Pero, hace algunas semanas, durante una de las tormentas más intensas del invierno, algo cambió. El viento huracanado sopló con una fuerza inusual, arrancando árboles de raíz y tirando techos de las casas. Amenazando a la vela con apagarse.
Al principio, la mayoría de los aldeanos no prestaron demasiada atención. La tormenta había sido fuerte, era natural que estas ventiscas sucedieran. Pero no tardaron en llegar los rumores. Primero, algunos animales del pueblo comenzaron a desaparecer, los perros dejaron de ladrar, los caballos se volvieron nerviosos. Luego, los primeros aldeanos comenzaron a perderse sin dejar rastro. Gente que simplemente se desvanecía en la nieve o entre las sombras que se proyectaban desde las montañas. Ningún cuerpo fue encontrado, y nadie supo explicar qué había pasado realmente.
Desde entonces, los habitantes de Glaciem habían vivido con miedo. Nadie se atrevía a salir después del anochecer, y pocos hablaban de lo ocurrido en voz alta. El silencio y la superstición se habían apoderado del lugar, y el nombre de los desaparecidos era solo susurros llevados por el viento.
Lía, al escuchar el comentario sobre la vela, sintió un escalofrío recorrerle la espalda. El viento que soplaba en la plaza se volvió más frío, y la inquietante sensación de que algo oscuro acechaba más allá de las montañas se intensificó.
La anciana que cerró sus cortinas al verla pasar antes, ahora las entreabría levemente para observarla con ojos temerosos. Lía se acercó al pedestal, donde la vela todavía estaba incrustada. La cera brillaba con el tenue resplandor, y el aire alrededor del pedestal parecía extrañamente pesado, como si la energía del lugar hubiese cambiado para peor.
—¿Qué es lo que realmente está pasando aquí? —murmuró para sí misma, mirando hacia las montañas, donde sombras oscuras se deslizaban entre las cumbres nevadas.
Glaciem parecía estar al borde de algo que los aldeanos no querían admitir, y Lía sabía que el origen de esas desapariciones no estaba vinculado a esa misteriosa vela que ahora yacía en el corazón del pueblo.
Lía, confiando en su magia de fuego, extendió su mano hacia la vela. Una pequeña llama se formó en la punta de sus dedos y tocó suavemente la cera. Para su sorpresa, la vela pareció aceptar el fuego, envolviéndose en una luz cálida que brilló por un breve momento fusionando la llama original de la vela y el fuego de Lía. Después de que Lía no notó nada inusual, al dar media vuelta, el frío regresó de inmediato, helando el aire a su alrededor.
—¿Qué...?
Antes de que pudiera acercarse de nuevo, una voz quebrada, pero firme, la interrumpió desde la ventana más cercana.
—¡Cuidado, niña! —gritó la anciana que la había estado observando, su rostro se asomaba entre las cortinas de una casa cercana—. ¡No juegues con lo que no entiendes!
Lía giró la cabeza, confundida. La mujer la miraba con ojos duros, llenos de preocupación, pero también de desconfianza. Era como si las palabras estuvieran cargadas de advertencias que no terminaba de comprender.
—¿Cuidado de qué? —preguntó Lía, sin moverse de su lugar, pero sintiendo el peso de la situación sobre sus hombros.

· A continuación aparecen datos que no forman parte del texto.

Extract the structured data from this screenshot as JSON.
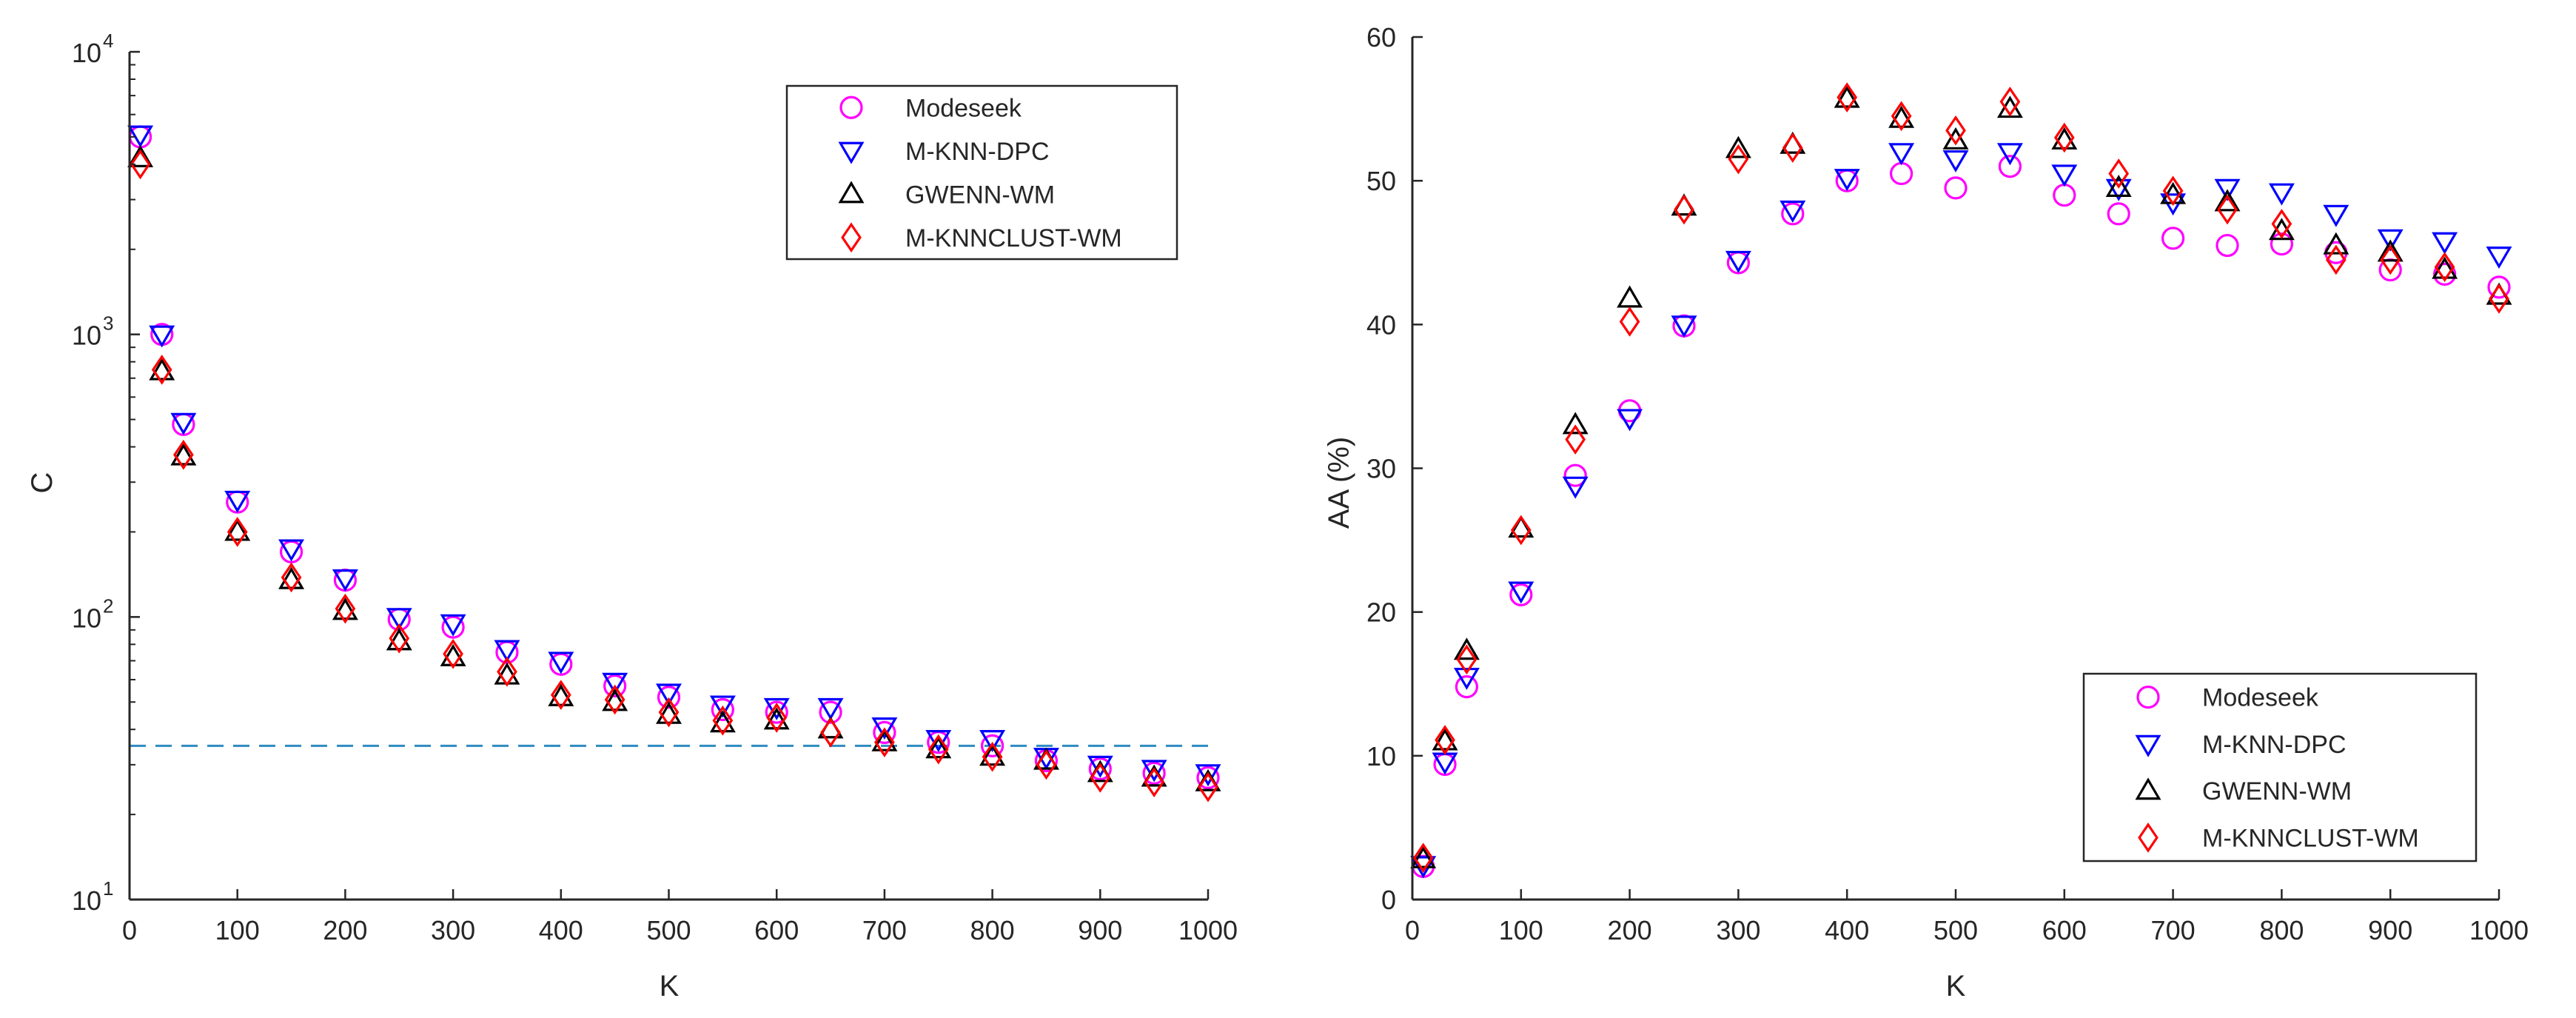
{
  "chart_data": [
    {
      "type": "scatter",
      "title": "",
      "xlabel": "K",
      "ylabel": "C",
      "yscale": "log",
      "xlim": [
        0,
        1000
      ],
      "ylim": [
        10,
        10000
      ],
      "x_ticks": [
        "0",
        "100",
        "200",
        "300",
        "400",
        "500",
        "600",
        "700",
        "800",
        "900",
        "1000"
      ],
      "y_ticks": [
        {
          "base": "10",
          "exp": "1"
        },
        {
          "base": "10",
          "exp": "2"
        },
        {
          "base": "10",
          "exp": "3"
        },
        {
          "base": "10",
          "exp": "4"
        }
      ],
      "grid": false,
      "legend_position": "top-right",
      "reference_line": {
        "y": 35,
        "style": "dashed",
        "color": "#2e8bc0"
      },
      "x": [
        10,
        30,
        50,
        100,
        150,
        200,
        250,
        300,
        350,
        400,
        450,
        500,
        550,
        600,
        650,
        700,
        750,
        800,
        850,
        900,
        950,
        1000
      ],
      "series": [
        {
          "name": "Modeseek",
          "marker": "circle",
          "color": "#ff00ff",
          "values": [
            5000,
            1000,
            480,
            255,
            170,
            135,
            98,
            92,
            75,
            68,
            57,
            52,
            47,
            46,
            46,
            39,
            36,
            35,
            31,
            29,
            28,
            27
          ]
        },
        {
          "name": "M-KNN-DPC",
          "marker": "triangle-down",
          "color": "#0000ff",
          "values": [
            5100,
            1000,
            490,
            260,
            175,
            137,
            100,
            95,
            77,
            70,
            59,
            54,
            49,
            48,
            48,
            41,
            37,
            37,
            32,
            30,
            29,
            28
          ]
        },
        {
          "name": "GWENN-WM",
          "marker": "triangle-up",
          "color": "#000000",
          "values": [
            4200,
            740,
            370,
            200,
            135,
            105,
            82,
            72,
            62,
            52,
            50,
            45,
            42,
            43,
            40,
            36,
            34,
            32,
            31,
            28,
            27,
            26
          ]
        },
        {
          "name": "M-KNNCLUST-WM",
          "marker": "diamond",
          "color": "#ff0000",
          "values": [
            4000,
            750,
            375,
            200,
            138,
            107,
            84,
            74,
            64,
            53,
            51,
            46,
            43,
            44,
            39,
            36,
            34,
            32,
            30,
            27,
            26,
            25
          ]
        }
      ]
    },
    {
      "type": "scatter",
      "title": "",
      "xlabel": "K",
      "ylabel": "AA (%)",
      "yscale": "linear",
      "xlim": [
        0,
        1000
      ],
      "ylim": [
        0,
        60
      ],
      "x_ticks": [
        "0",
        "100",
        "200",
        "300",
        "400",
        "500",
        "600",
        "700",
        "800",
        "900",
        "1000"
      ],
      "y_ticks": [
        "0",
        "10",
        "20",
        "30",
        "40",
        "50",
        "60"
      ],
      "grid": false,
      "legend_position": "bottom-right",
      "x": [
        10,
        30,
        50,
        100,
        150,
        200,
        250,
        300,
        350,
        400,
        450,
        500,
        550,
        600,
        650,
        700,
        750,
        800,
        850,
        900,
        950,
        1000
      ],
      "series": [
        {
          "name": "Modeseek",
          "marker": "circle",
          "color": "#ff00ff",
          "values": [
            2.3,
            9.4,
            14.8,
            21.2,
            29.5,
            34.0,
            39.9,
            44.3,
            47.7,
            50.0,
            50.5,
            49.5,
            51.0,
            49.0,
            47.7,
            46.0,
            45.5,
            45.6,
            45.0,
            43.8,
            43.5,
            42.6
          ]
        },
        {
          "name": "M-KNN-DPC",
          "marker": "triangle-down",
          "color": "#0000ff",
          "values": [
            2.4,
            9.6,
            15.5,
            21.5,
            28.8,
            33.5,
            40.0,
            44.5,
            48.0,
            50.2,
            52.0,
            51.5,
            52.0,
            50.5,
            49.5,
            48.5,
            49.5,
            49.2,
            47.7,
            46.0,
            45.8,
            44.8
          ]
        },
        {
          "name": "GWENN-WM",
          "marker": "triangle-up",
          "color": "#000000",
          "values": [
            2.8,
            11.0,
            17.3,
            25.8,
            33.0,
            41.8,
            48.2,
            52.2,
            52.5,
            55.7,
            54.3,
            52.8,
            55.0,
            52.8,
            49.5,
            49.0,
            48.5,
            46.5,
            45.5,
            45.0,
            43.8,
            42.0
          ]
        },
        {
          "name": "M-KNNCLUST-WM",
          "marker": "diamond",
          "color": "#ff0000",
          "values": [
            2.9,
            11.1,
            16.7,
            25.7,
            32.0,
            40.2,
            48.0,
            51.5,
            52.3,
            55.8,
            54.5,
            53.5,
            55.5,
            53.0,
            50.5,
            49.3,
            48.0,
            47.0,
            44.5,
            44.5,
            44.0,
            41.8
          ]
        }
      ]
    }
  ]
}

La anciana vaciló por un momento, como si estuviera debatiéndose entre dejarla ahí o hacer algo más. Finalmente, con un suspiro resignado, abrió la puerta de su casa y, con un gesto rápido de la mano, le hizo una señal para que se acercara.
—Entra, rápido. No es seguro estar afuera cuando es de noche.

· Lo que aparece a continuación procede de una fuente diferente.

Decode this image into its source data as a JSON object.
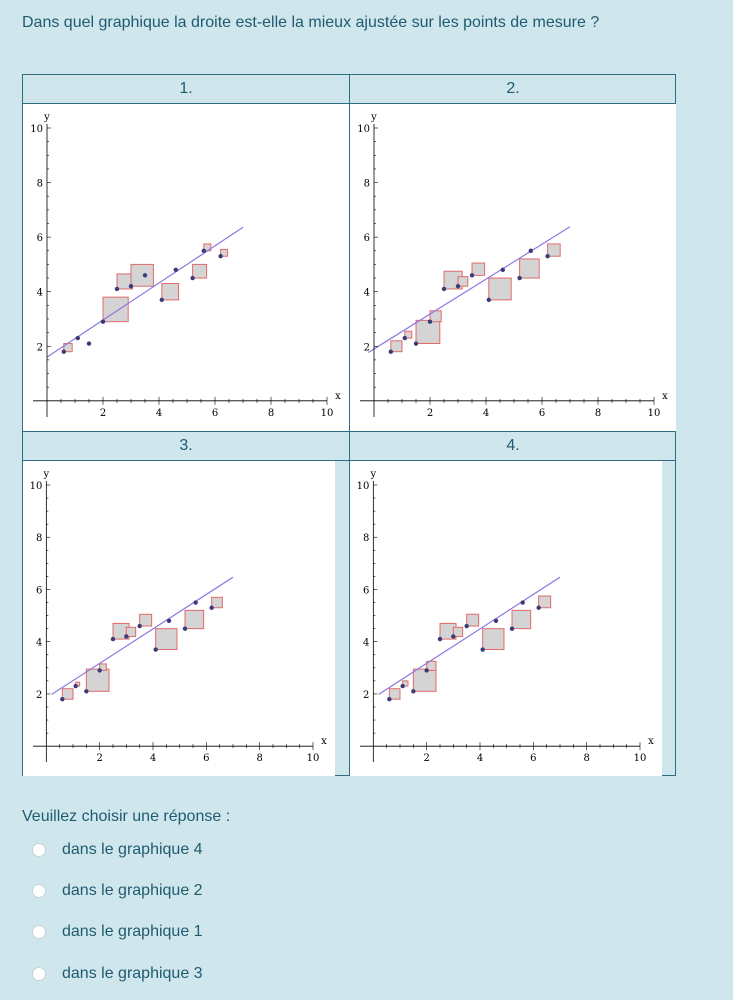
{
  "question": "Dans quel graphique la droite est-elle la mieux ajustée sur les points de mesure ?",
  "prompt": "Veuillez choisir une réponse :",
  "options": [
    {
      "label": "dans le graphique 4"
    },
    {
      "label": "dans le graphique 2"
    },
    {
      "label": "dans le graphique 1"
    },
    {
      "label": "dans le graphique 3"
    }
  ],
  "colors": {
    "line": "#8a7ae0",
    "square_fill": "#d4d4d4",
    "square_stroke": "#e06b6b",
    "point": "#3b3b7a"
  },
  "chart_data": [
    {
      "type": "scatter",
      "title": "1.",
      "xlabel": "x",
      "ylabel": "y",
      "xlim": [
        -0.5,
        10
      ],
      "ylim": [
        -0.3,
        10
      ],
      "xticks": [
        2,
        4,
        6,
        8,
        10
      ],
      "yticks": [
        2,
        4,
        6,
        8,
        10
      ],
      "points": [
        [
          0.6,
          1.8
        ],
        [
          1.1,
          2.3
        ],
        [
          1.5,
          2.1
        ],
        [
          2.0,
          2.9
        ],
        [
          2.5,
          4.1
        ],
        [
          3.0,
          4.2
        ],
        [
          3.5,
          4.6
        ],
        [
          4.1,
          3.7
        ],
        [
          4.6,
          4.8
        ],
        [
          5.2,
          4.5
        ],
        [
          5.6,
          5.5
        ],
        [
          6.2,
          5.3
        ]
      ],
      "fit_line": {
        "slope": 0.68,
        "intercept": 1.6,
        "x_range": [
          0,
          7
        ]
      },
      "squares": [
        [
          0.6,
          1.8,
          0.3
        ],
        [
          2.0,
          2.9,
          0.9
        ],
        [
          2.5,
          4.1,
          0.55
        ],
        [
          3.0,
          4.2,
          0.8
        ],
        [
          4.1,
          3.7,
          0.6
        ],
        [
          5.2,
          4.5,
          0.5
        ],
        [
          5.6,
          5.5,
          0.25
        ],
        [
          6.2,
          5.3,
          0.25
        ]
      ]
    },
    {
      "type": "scatter",
      "title": "2.",
      "xlabel": "x",
      "ylabel": "y",
      "xlim": [
        -0.5,
        10
      ],
      "ylim": [
        -0.3,
        10
      ],
      "xticks": [
        2,
        4,
        6,
        8,
        10
      ],
      "yticks": [
        2,
        4,
        6,
        8,
        10
      ],
      "points": [
        [
          0.6,
          1.8
        ],
        [
          1.1,
          2.3
        ],
        [
          1.5,
          2.1
        ],
        [
          2.0,
          2.9
        ],
        [
          2.5,
          4.1
        ],
        [
          3.0,
          4.2
        ],
        [
          3.5,
          4.6
        ],
        [
          4.1,
          3.7
        ],
        [
          4.6,
          4.8
        ],
        [
          5.2,
          4.5
        ],
        [
          5.6,
          5.5
        ],
        [
          6.2,
          5.3
        ]
      ],
      "fit_line": {
        "slope": 0.64,
        "intercept": 1.9,
        "x_range": [
          -0.2,
          7
        ]
      },
      "squares": [
        [
          0.6,
          1.8,
          0.4
        ],
        [
          1.1,
          2.3,
          0.25
        ],
        [
          1.5,
          2.1,
          0.85
        ],
        [
          2.0,
          2.9,
          0.4
        ],
        [
          2.5,
          4.1,
          0.65
        ],
        [
          3.0,
          4.2,
          0.35
        ],
        [
          3.5,
          4.6,
          0.45
        ],
        [
          4.1,
          3.7,
          0.8
        ],
        [
          5.2,
          4.5,
          0.7
        ],
        [
          6.2,
          5.3,
          0.45
        ]
      ]
    },
    {
      "type": "scatter",
      "title": "3.",
      "xlabel": "x",
      "ylabel": "y",
      "xlim": [
        -0.5,
        10
      ],
      "ylim": [
        -0.3,
        10
      ],
      "xticks": [
        2,
        4,
        6,
        8,
        10
      ],
      "yticks": [
        2,
        4,
        6,
        8,
        10
      ],
      "points": [
        [
          0.6,
          1.8
        ],
        [
          1.1,
          2.3
        ],
        [
          1.5,
          2.1
        ],
        [
          2.0,
          2.9
        ],
        [
          2.5,
          4.1
        ],
        [
          3.0,
          4.2
        ],
        [
          3.5,
          4.6
        ],
        [
          4.1,
          3.7
        ],
        [
          4.6,
          4.8
        ],
        [
          5.2,
          4.5
        ],
        [
          5.6,
          5.5
        ],
        [
          6.2,
          5.3
        ]
      ],
      "fit_line": {
        "slope": 0.66,
        "intercept": 1.85,
        "x_range": [
          0.2,
          7
        ]
      },
      "squares": [
        [
          0.6,
          1.8,
          0.4
        ],
        [
          1.1,
          2.3,
          0.15
        ],
        [
          1.5,
          2.1,
          0.85
        ],
        [
          2.0,
          2.9,
          0.25
        ],
        [
          2.5,
          4.1,
          0.6
        ],
        [
          3.0,
          4.2,
          0.35
        ],
        [
          3.5,
          4.6,
          0.45
        ],
        [
          4.1,
          3.7,
          0.8
        ],
        [
          5.2,
          4.5,
          0.7
        ],
        [
          6.2,
          5.3,
          0.4
        ]
      ]
    },
    {
      "type": "scatter",
      "title": "4.",
      "xlabel": "x",
      "ylabel": "y",
      "xlim": [
        -0.5,
        10
      ],
      "ylim": [
        -0.3,
        10
      ],
      "xticks": [
        2,
        4,
        6,
        8,
        10
      ],
      "yticks": [
        2,
        4,
        6,
        8,
        10
      ],
      "points": [
        [
          0.6,
          1.8
        ],
        [
          1.1,
          2.3
        ],
        [
          1.5,
          2.1
        ],
        [
          2.0,
          2.9
        ],
        [
          2.5,
          4.1
        ],
        [
          3.0,
          4.2
        ],
        [
          3.5,
          4.6
        ],
        [
          4.1,
          3.7
        ],
        [
          4.6,
          4.8
        ],
        [
          5.2,
          4.5
        ],
        [
          5.6,
          5.5
        ],
        [
          6.2,
          5.3
        ]
      ],
      "fit_line": {
        "slope": 0.66,
        "intercept": 1.85,
        "x_range": [
          0.2,
          7
        ]
      },
      "squares": [
        [
          0.6,
          1.8,
          0.4
        ],
        [
          1.1,
          2.3,
          0.2
        ],
        [
          1.5,
          2.1,
          0.85
        ],
        [
          2.0,
          2.9,
          0.35
        ],
        [
          2.5,
          4.1,
          0.6
        ],
        [
          3.0,
          4.2,
          0.35
        ],
        [
          3.5,
          4.6,
          0.45
        ],
        [
          4.1,
          3.7,
          0.8
        ],
        [
          5.2,
          4.5,
          0.7
        ],
        [
          6.2,
          5.3,
          0.45
        ]
      ]
    }
  ]
}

Lía la siguió con cautela, y al cruzar el umbral, la puerta se cerró con un golpe seco detrás de ella. Dentro, la casa estaba cálida y acogedora, pero la atmósfera no era en absoluto hospitalaria. La anciana no se movió de su lugar junto a la puerta, observándola con una mirada inquisitiva, como si quisiera descifrarla.
De repente, el rostro de la mujer cambió. La calidez y la hospitalidad que había mostrado al invitarla a entrar se desvanecieron, reemplazadas por una severidad abrupta.
—¿Quién eres? —preguntó con tono cortante—. ¿Cómo te llamas?
Lía, sorprendida por el cambio, frunció el ceño antes de responder.
—Me llamo Lía. Vengo de la Ciudad de Glaciora.
—¿Y qué haces aquí? —replicó la anciana, su tono aún más sospechoso—. Este no es lugar para turistas o forasteros. ¿Por qué has venido?